Anak-anak jahil itu membawa lima ekor sapi. Setiap badan gemuk sapi tersebut dicat putih dengan angka besar-besar, satu, dua, tiga, lima, dan enam. Kelima sapi tadi kemudian dilepaskan di sebuah sekolah di Eustis, Washington. Kepanikan pun terjadi. Petugas turun tangan dan butuh satu jam untuk menangkap kelima sapi. Ketika lima sapi tertangkap, petugas masih disibukkan mencari sapi nomor empat. Hingga esok hari mereka tidak berhasil, karena sapi nomor empat memang tidak ada!

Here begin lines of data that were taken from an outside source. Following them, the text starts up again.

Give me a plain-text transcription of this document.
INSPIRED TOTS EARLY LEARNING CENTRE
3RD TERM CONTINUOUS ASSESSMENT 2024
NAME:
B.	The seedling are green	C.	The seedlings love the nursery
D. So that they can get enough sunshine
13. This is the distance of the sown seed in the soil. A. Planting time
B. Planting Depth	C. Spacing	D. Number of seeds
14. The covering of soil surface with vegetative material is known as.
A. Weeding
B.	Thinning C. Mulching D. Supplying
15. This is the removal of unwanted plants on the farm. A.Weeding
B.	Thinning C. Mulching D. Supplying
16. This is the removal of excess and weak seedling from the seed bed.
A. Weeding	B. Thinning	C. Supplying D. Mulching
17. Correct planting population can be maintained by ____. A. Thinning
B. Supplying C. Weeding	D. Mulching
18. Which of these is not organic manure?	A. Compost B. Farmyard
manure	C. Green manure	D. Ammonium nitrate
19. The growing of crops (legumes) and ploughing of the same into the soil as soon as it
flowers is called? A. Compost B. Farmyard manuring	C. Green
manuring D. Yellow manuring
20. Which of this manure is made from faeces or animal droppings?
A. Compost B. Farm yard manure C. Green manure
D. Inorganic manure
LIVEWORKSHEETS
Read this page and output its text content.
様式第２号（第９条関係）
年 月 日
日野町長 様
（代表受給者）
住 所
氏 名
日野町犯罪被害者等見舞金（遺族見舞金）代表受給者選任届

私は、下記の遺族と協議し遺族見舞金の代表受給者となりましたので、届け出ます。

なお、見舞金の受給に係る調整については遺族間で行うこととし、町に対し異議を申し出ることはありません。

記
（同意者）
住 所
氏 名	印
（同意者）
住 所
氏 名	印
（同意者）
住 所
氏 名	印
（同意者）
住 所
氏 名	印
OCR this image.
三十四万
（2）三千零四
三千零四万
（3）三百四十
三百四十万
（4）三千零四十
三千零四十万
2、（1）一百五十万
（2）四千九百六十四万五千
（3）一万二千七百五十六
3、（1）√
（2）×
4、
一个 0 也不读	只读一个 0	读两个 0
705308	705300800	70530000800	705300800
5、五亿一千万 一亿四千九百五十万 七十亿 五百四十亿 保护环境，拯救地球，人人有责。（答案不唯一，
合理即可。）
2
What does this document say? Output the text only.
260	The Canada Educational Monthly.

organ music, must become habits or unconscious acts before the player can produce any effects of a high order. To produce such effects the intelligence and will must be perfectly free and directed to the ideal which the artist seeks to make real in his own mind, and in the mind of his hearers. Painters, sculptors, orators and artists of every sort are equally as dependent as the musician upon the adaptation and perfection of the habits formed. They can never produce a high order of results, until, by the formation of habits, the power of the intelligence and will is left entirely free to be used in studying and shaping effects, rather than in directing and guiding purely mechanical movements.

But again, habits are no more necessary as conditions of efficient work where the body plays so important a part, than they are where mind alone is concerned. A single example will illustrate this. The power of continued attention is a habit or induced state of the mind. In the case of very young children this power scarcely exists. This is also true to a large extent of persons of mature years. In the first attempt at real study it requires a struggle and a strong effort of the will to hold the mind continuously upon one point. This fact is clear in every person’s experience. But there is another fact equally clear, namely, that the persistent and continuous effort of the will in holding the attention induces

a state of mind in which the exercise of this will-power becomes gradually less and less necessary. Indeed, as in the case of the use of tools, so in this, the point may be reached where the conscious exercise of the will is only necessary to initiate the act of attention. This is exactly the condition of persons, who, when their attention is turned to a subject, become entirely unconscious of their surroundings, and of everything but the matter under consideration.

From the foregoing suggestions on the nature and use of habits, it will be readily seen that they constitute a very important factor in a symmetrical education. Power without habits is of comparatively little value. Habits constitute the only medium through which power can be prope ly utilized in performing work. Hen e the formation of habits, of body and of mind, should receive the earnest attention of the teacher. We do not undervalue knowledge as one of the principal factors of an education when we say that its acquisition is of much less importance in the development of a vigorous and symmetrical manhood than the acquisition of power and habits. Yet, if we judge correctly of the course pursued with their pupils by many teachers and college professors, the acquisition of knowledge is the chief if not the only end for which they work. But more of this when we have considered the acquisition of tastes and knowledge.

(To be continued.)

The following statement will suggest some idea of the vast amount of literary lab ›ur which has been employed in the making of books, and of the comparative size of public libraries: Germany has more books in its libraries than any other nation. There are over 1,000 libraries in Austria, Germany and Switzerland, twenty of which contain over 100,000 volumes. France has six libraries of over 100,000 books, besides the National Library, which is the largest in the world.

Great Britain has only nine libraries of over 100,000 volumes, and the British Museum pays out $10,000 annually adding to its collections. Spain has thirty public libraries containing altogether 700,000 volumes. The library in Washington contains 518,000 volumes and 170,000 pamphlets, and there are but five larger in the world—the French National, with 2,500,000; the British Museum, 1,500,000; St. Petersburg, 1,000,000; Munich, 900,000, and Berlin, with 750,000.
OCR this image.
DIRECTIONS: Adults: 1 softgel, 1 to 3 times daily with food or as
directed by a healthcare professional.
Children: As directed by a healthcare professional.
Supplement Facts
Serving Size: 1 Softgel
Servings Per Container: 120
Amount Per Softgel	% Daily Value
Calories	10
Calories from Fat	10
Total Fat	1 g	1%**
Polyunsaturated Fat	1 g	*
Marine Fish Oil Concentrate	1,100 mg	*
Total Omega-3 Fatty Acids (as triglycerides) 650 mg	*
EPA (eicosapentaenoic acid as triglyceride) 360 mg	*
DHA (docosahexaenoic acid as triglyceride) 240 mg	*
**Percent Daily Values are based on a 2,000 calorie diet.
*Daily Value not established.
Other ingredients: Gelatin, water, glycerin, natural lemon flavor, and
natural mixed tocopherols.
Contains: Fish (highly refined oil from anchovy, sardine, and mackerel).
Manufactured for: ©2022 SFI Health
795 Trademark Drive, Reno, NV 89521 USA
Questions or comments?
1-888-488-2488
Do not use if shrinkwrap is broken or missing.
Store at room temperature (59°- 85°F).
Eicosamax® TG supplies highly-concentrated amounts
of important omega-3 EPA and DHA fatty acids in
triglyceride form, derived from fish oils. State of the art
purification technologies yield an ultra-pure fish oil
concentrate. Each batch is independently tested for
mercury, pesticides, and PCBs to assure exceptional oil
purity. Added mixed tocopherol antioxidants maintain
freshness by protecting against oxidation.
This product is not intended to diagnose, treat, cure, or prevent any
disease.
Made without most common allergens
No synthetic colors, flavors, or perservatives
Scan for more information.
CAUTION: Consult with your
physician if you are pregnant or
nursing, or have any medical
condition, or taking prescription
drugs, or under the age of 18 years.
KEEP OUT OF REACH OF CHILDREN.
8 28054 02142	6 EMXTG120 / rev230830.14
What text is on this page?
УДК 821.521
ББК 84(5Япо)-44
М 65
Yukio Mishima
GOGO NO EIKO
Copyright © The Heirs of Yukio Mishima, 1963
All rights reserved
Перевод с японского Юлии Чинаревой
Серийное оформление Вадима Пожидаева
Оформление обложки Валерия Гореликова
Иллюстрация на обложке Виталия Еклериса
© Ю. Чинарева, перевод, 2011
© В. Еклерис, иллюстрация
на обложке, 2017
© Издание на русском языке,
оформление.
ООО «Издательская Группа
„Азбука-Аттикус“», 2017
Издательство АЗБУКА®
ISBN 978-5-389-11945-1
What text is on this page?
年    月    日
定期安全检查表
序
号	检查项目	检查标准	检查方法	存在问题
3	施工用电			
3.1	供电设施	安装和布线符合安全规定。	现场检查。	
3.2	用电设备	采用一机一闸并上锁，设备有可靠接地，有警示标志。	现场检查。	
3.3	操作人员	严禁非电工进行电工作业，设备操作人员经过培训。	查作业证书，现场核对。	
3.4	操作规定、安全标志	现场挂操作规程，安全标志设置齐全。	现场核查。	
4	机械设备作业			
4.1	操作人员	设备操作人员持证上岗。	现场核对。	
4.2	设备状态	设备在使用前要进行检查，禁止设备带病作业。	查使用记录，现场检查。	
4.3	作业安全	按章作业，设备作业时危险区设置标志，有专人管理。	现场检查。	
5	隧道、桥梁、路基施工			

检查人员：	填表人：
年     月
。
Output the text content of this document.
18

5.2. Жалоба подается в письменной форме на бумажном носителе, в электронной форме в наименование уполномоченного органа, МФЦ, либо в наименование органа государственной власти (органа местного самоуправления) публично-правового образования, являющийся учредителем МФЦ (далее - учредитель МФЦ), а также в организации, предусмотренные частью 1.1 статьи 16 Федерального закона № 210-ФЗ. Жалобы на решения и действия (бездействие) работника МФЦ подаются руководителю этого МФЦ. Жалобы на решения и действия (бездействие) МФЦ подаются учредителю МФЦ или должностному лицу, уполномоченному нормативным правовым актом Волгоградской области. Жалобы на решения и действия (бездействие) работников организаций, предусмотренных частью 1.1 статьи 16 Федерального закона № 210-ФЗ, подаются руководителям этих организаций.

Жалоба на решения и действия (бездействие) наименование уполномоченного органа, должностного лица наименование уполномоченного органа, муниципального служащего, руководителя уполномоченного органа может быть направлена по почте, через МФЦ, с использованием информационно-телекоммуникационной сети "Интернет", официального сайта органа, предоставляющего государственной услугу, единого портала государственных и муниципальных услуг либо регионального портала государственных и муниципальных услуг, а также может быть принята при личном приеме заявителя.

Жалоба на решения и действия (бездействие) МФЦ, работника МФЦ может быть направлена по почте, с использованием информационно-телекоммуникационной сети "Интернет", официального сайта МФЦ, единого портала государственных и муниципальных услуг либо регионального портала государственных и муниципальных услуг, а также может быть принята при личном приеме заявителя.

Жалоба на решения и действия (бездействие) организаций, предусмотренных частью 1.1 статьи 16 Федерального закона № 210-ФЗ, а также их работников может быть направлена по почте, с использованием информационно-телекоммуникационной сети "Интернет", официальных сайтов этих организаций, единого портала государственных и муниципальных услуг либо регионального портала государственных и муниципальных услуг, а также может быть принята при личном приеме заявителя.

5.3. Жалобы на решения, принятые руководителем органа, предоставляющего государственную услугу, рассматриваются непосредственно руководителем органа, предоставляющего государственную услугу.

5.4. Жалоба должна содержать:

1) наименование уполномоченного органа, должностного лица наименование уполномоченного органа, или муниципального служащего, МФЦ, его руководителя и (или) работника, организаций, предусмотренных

Candi Gedongsongo bermakna sembilan. Namun ketika berkunjung ke sana, dari bukit ke bukit, hanya ada lima candi. Banyak orang yang sudah mencarinya, ke mana empat candi sisanya? Jadilah kami siang itu mencari-cari candi yang keenam dan seterusnya, kebodohan yang jelas tidak berhasil.
Memang tidak ada. Terlepas dari namanya yang semi-deskriptif, kompleks Gedongsongo memang hanya mempunyai lima candi saja. Apa pasal? Entahlah. Bisa jadi namanya tidak menjalin relasi dengan jumlah candi. Bisa pula dari sembilan candi yang direncanakan, ternyata empat candi urung dibangun. Atau lebih menarik lagi, keempat candi itu sebenarnya ada namun terkubur letusan gunung berapi.
Mirip seperti Dieng, kompleks percandian Gedongsongo terpencar di sela-sela perbukitan. Satu candi dan yang lainnya terpisah oleh landaian bukit-bukit yang berbeda. Tidak hanya itu, Candi Gedongsongo juga mempunyai kesamaan struktur dengan Candi Dieng meskipun mayoritas reliefnya yang berasal dari abad delapan sudah tidak utuh.
Tergantung kepada apa yang anda miliki berlebih, tenaga atau uang. Apabila tenaga berlebih, anda bisa berjalan kaki menyusuri perbukitan untuk menyusuri setiap candi. Apabila uang berlebih, anda pun bisa menyewa kuda. Pengunjung doyan jalan seperti saya tentu lebih memilih untuk berjalan kaki.
Belum lohor, kami sudah bergegas kembali ke Bandungan. Perjalanan bersama keluarga tentu bukan saat untuk menjadi kreatif, apalagi jika melibatkan orang tua.